Pooled: 896GB. Kimi K2.6 Q8 fits with headroom for KV cache and long context.

Two Apple nodes (Mac Studio M3 Ultra 512GB + M5 Max 128GB) linked over Thunderbolt 5, two DGX Sparks (128GB each, GB10 Blackwell) linked over ConnectX-7 at 200Gbps. The natural split is prefill on the Sparks (compute-bound, NVIDIA's strength) and decode on Apple (memory-bandwidth-bound, Apple's unified-memory strength). Disaggregated prefill/decode is not a new idea, but doing it across heterogeneous Apple+NVIDIA hardware is, in public implementations, still maturing. That's one of the things this experiment exists to find out.

How I'll know if it worked

Five phases:

  1. Deep research on implementation. Before buying one more cable or downloading one more GGUF: current state of Exo's heterogeneous backend, llama.cpp RPC for mixed Apple+NVIDIA pools, MLX-CUDA on Blackwell (GB10 / sm_121), disaggregated prefill/decode in vLLM, and what the handful of people who've actually tried this are reporting. This phase can kill the whole plan before it costs me anything real, which is the point.
  2. Software sweep. Versions pinned, GGUFs confirmed chunked and downloadable, Exo smoke-tested on the Studio alone with a known-good MLX model before clustering.
  3. Apple-only baseline. Kimi K2.6 at Q2_K_XL (~342GB) on the Studio+M5 Max Exo cluster. Proves the Apple side works before adding NVIDIA complexity.
  4. Full cluster at Q8. Add the Sparks, run Q8_K_XL (~596GB) across all four nodes, measure prefill/decode split. This is the headline experiment.
  5. Quality bench. 50-prompt rubric-graded eval (code, long-context retrieval, reasoning, long-form writing, agent planning) comparing Q2 vs Q4 vs Q8 at fixed sampling, graded blinded by Opus 4.7. Decision rule: if Q4 comes within 3% of Q8 on my tasks, Q4 is the production pick. If not, Q8.

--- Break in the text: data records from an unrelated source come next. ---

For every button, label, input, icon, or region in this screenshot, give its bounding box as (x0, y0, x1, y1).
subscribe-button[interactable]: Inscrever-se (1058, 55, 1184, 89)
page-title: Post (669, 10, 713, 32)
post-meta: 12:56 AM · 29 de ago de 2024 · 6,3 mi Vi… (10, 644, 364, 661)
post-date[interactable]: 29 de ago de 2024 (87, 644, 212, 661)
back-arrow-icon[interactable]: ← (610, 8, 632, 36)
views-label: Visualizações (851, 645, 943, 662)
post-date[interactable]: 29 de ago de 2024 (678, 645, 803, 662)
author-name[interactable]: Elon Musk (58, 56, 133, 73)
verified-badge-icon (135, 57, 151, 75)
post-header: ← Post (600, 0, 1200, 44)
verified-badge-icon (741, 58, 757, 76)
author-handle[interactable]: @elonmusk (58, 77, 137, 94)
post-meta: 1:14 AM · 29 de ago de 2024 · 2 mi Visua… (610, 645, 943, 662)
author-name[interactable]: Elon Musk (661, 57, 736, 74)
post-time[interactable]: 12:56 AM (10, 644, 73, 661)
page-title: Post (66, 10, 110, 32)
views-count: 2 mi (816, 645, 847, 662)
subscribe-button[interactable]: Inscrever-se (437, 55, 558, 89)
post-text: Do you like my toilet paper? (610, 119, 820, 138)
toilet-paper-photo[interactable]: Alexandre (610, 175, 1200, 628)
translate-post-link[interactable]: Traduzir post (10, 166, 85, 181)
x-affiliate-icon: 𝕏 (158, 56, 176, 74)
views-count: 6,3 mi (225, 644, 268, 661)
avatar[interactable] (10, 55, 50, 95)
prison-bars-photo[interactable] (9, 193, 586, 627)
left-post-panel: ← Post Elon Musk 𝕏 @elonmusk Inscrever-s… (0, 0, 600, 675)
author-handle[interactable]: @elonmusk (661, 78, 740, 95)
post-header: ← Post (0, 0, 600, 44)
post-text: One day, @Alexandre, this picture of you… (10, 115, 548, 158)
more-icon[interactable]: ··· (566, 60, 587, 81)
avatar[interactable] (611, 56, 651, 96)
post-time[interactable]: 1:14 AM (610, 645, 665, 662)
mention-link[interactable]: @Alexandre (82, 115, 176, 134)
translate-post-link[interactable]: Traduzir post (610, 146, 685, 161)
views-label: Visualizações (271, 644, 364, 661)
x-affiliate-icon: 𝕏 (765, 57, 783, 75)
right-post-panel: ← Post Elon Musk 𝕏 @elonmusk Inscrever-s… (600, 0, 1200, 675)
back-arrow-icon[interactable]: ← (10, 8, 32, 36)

If any of this crosses the bar above — especially long-context agentic chains and long-form writing — I'll route that class of work to the cluster and keep Sonnet for everything else.

Honest close

This might not work. The software might not be ready. Kimi might be great at reflective writing and fall over on tool chains, or vice versa. It's also possible I finish the build, run the comparisons honestly, and conclude Sonnet is still better for the Sonnet jobs. That would be a useful result too — knowing exactly where the line is beats guessing.

My other prediction: adding the Sparks to the cluster will probably make it slower, not faster. Thunderbolt 5 runs at roughly 10 GB/s; the M3 Ultra's on-package memory bandwidth is about 800 GB/s. Any tensor-parallel split that crosses the seam pays a ~100× bandwidth tax on that hop. The realistic win from the Sparks is prefill offload with separate endpoints, not a single unified Exo cluster — and even that might not beat the Studio running alone. It would be a great surprise if I'm wrong. The only way to know is to measure.

The bar is set. The hardware is mostly on the desk. The experiment starts this week.